Delta Air Lines' has pledged not to furlough pilots for another month while labor negotiations and lobbying for federal subsidies continue.

Atlanta-based Delta is delaying the effective date of pilot furloughs until Nov. 1, according to the carrier’s senior vice president of flight operations, John Laughter. The furloughs are part of Delta’s efforts to cut costs as revenues plunge because of the coronavirus pandemic.

Delta last week said it will be able to avoid furloughs for flight attendants and ground workers in the U.S. because of buyouts, early retirements and other cost-cutting measures. But furloughs are still a possibility for nearly 2,000 pilots.

Laughter wrote in a memo obtained by The Atlanta Journal-Constitution that a tentative agreement with the pilots union could reduce the potential furloughs of 1,941 pilots by 220, by giving pilots the option of a reduced schedule. The company also has proposed measures to the pilots union to avoid furloughs through measures such as reducing guaranteed pay, and he said management made a proposal last week for temporary measures.

Delaying the pilot furloughs is “the right thing to do in order to allow more time to work through the no-furlough proposal we shared with the [union] Negotiating Committee last week,” Laughter wrote.

The Air Line Pilots Association union at Delta said its focus on negotiations is on preserving pilot jobs through “creative solutions.” The delay of furloughs “will provide time as we continue to lobby for a clean extension of the CARES Act and the Payroll Support Program and resume our negotiations with Delta,” the union said in a statement.

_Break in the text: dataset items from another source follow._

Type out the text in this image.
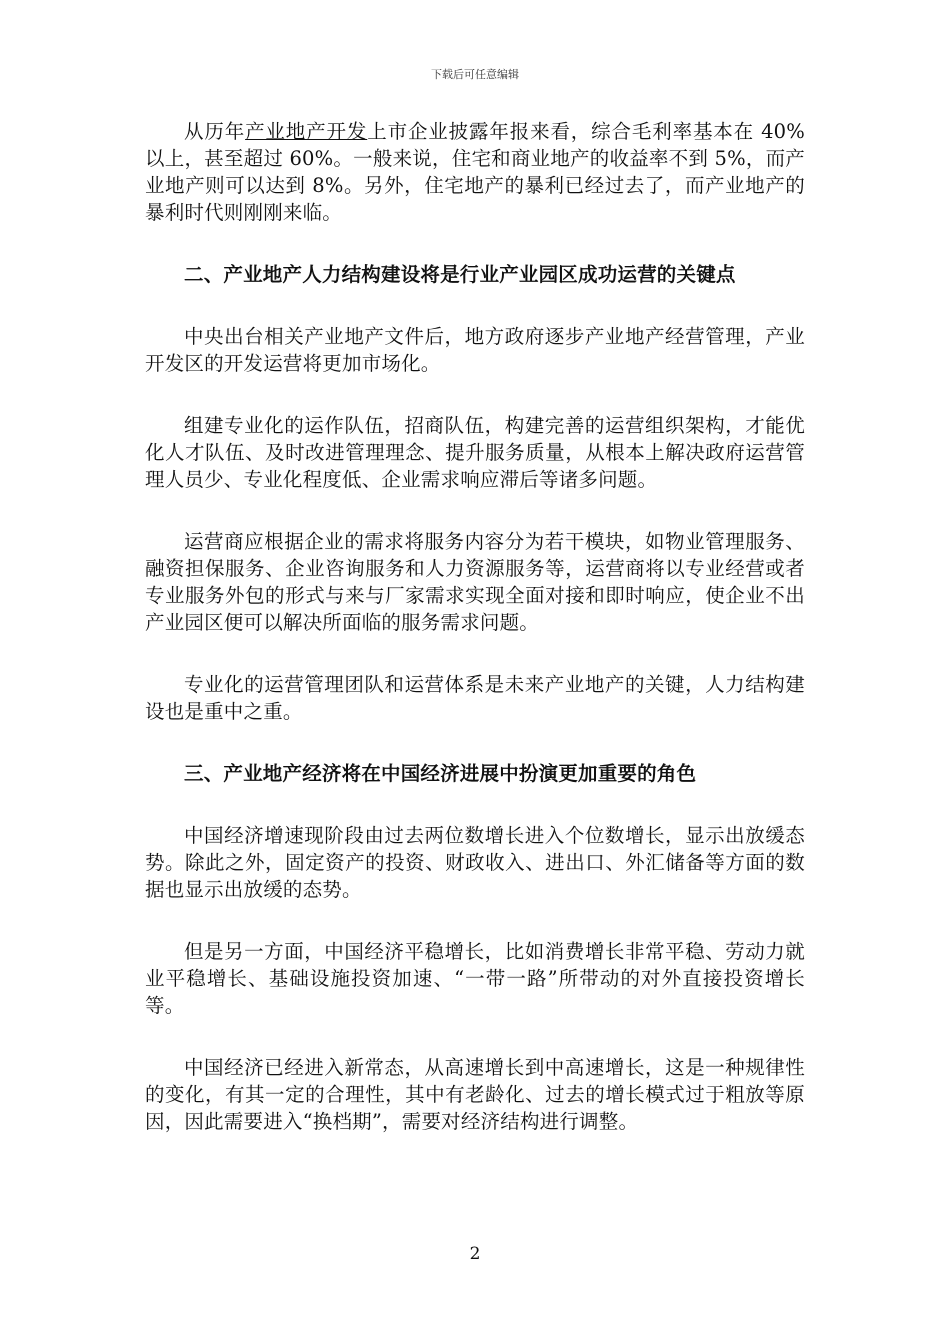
下载后可任意编辑

从历年产业地产开发上市企业披露年报来看，综合毛利率基本在 40%以上，甚至超过 60%。一般来说，住宅和商业地产的收益率不到 5%，而产业地产则可以达到 8%。另外，住宅地产的暴利已经过去了，而产业地产的暴利时代则刚刚来临。

二、产业地产人力结构建设将是行业产业园区成功运营的关键点

中央出台相关产业地产文件后，地方政府逐步产业地产经营管理，产业开发区的开发运营将更加市场化。

组建专业化的运作队伍，招商队伍，构建完善的运营组织架构，才能优化人才队伍、及时改进管理理念、提升服务质量，从根本上解决政府运营管理人员少、专业化程度低、企业需求响应滞后等诸多问题。

运营商应根据企业的需求将服务内容分为若干模块，如物业管理服务、融资担保服务、企业咨询服务和人力资源服务等，运营商将以专业经营或者专业服务外包的形式与来与厂家需求实现全面对接和即时响应，使企业不出产业园区便可以解决所面临的服务需求问题。

专业化的运营管理团队和运营体系是未来产业地产的关键，人力结构建设也是重中之重。

三、产业地产经济将在中国经济进展中扮演更加重要的角色

中国经济增速现阶段由过去两位数增长进入个位数增长，显示出放缓态势。除此之外，固定资产的投资、财政收入、进出口、外汇储备等方面的数据也显示出放缓的态势。

但是另一方面，中国经济平稳增长，比如消费增长非常平稳、劳动力就业平稳增长、基础设施投资加速、“一带一路”所带动的对外直接投资增长等。

中国经济已经进入新常态，从高速增长到中高速增长，这是一种规律性的变化，有其一定的合理性，其中有老龄化、过去的增长模式过于粗放等原因，因此需要进入“换档期”，需要对经济结构进行调整。

2
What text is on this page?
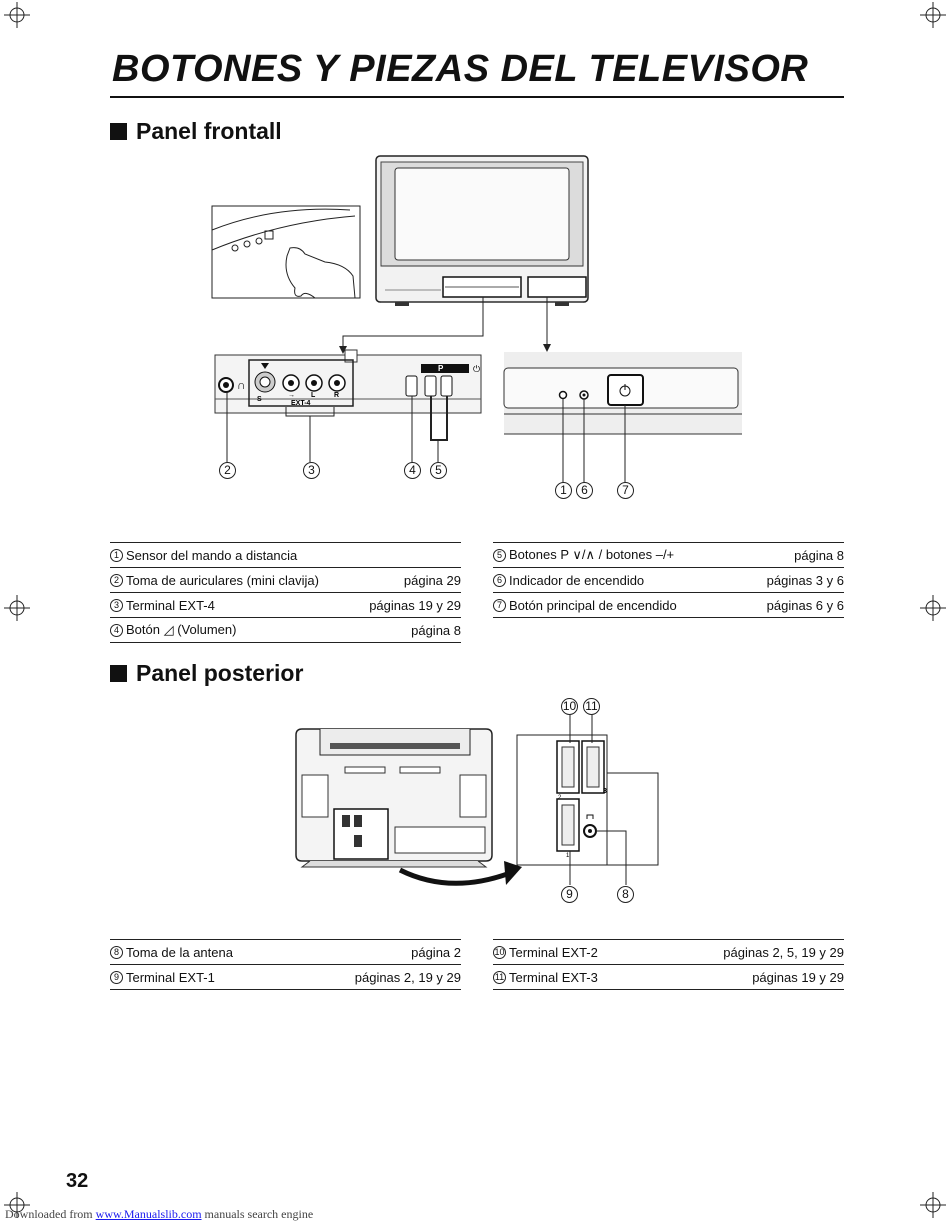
BOTONES Y PIEZAS DEL TELEVISOR
Panel frontall
∩
S
→ L	R
EXT-4
P	⏻
2	3	4	5
1	6	7
1 Sensor del mando a distancia
2 Toma de auriculares (mini clavija)	página 29
3 Terminal EXT-4	páginas 19 y 29
4 Botón ◿ (Volumen)	página 8
5 Botones P ∨/∧ / botones –/+	página 8
6 Indicador de encendido	páginas 3 y 6
7 Botón principal de encendido	páginas 6 y 6
Panel posterior
3
2
1
10 11
9	8
8 Toma de la antena	página 2
9 Terminal EXT-1	páginas 2, 19 y 29
10 Terminal EXT-2	páginas 2, 5, 19 y 29
11 Terminal EXT-3	páginas 19 y 29
32
Downloaded from www.Manualslib.com manuals search engine
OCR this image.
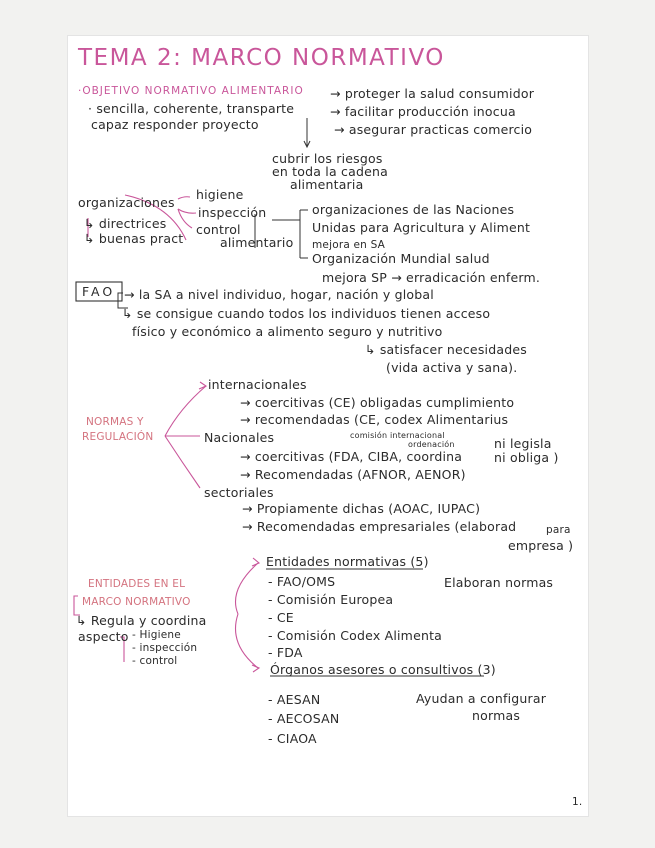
TEMA 2: MARCO NORMATIVO
·OBJETIVO NORMATIVO ALIMENTARIO
· sencilla, coherente, transparte
capaz responder proyecto
→ proteger la salud consumidor
→ facilitar producción inocua
→ asegurar practicas comercio
cubrir los riesgos
en toda la cadena
alimentaria
organizaciones
higiene
inspección
control
alimentario
↳ directrices
↳ buenas pract
organizaciones de las Naciones
Unidas para Agricultura y Aliment
mejora en SA
Organización Mundial salud
mejora SP → erradicación enferm.
FAO → la SA a nivel individuo, hogar, nación y global
↳ se consigue cuando todos los individuos tienen acceso
físico y económico a alimento seguro y nutritivo
↳ satisfacer necesidades
(vida activa y sana).
NORMAS Y
REGULACIÓN
internacionales
→ coercitivas (CE) obligadas cumplimiento
→ recomendadas (CE, codex Alimentarius
Nacionales	comisión internacional
ordenación
→ coercitivas (FDA, CIBA, coordina
ni legisla
ni obliga )
→ Recomendadas (AFNOR, AENOR)
sectoriales
→ Propiamente dichas (AOAC, IUPAC)
→ Recomendadas empresariales (elaborad	para
empresa )
ENTIDADES EN EL
MARCO NORMATIVO
↳ Regula y coordina
aspecto - Higiene
- inspección
- control
Entidades normativas (5)
Elaboran normas
- FAO/OMS
- Comisión Europea
- CE
- Comisión Codex Alimenta
- FDA
Órganos asesores o consultivos (3)
Ayudan a configurar
normas
- AESAN
- AECOSAN
- CIAOA
1.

Airlines and unions have both been lobbying for a six-month extension of CARES Act relief funding for aviation, which Congress passed in March with $25 billion for passenger airlines, including $5.4 billion for Delta, and $4 billion for cargo carriers. On Tuesday, Delta pilots and flight attendants and other airline workers rallied for an extension of the funding in front of the Terminus building in Buckhead where U.S. Sen. David Perdue has an office. Perdue signed onto the Air Carrier Worker Support Extension Act this week.

U.S. Sens. Roger Wicker, R-Miss., and Susan Collins, R-Maine, have introduced a bill to extend the Payroll Support Program for airline workers through March 2021. However, the current funding and limits on employee furloughs expire Sept. 30. It’s yet to be seen if such legislation would be approved before then.

Delta’s competitors United and American have announced that they may need to furlough thousands of employees.

Laughter wrote in his memo that negotiating with the pilots union supports the airline’s goal “to make it through this prolonged recovery without involuntary furloughs."

“While we’re also watching the progress of the possible CARES Act extension, it is important that we reach an agreement now that spreads the work of approximately 12,000 active pilots across a network schedule that in Summer 2021 only requires about 9,500 pilots to fly it," he wrote. He added that a recovery will take longer than six months, “so sharing the available work is the only way to avoid furloughs altogether.”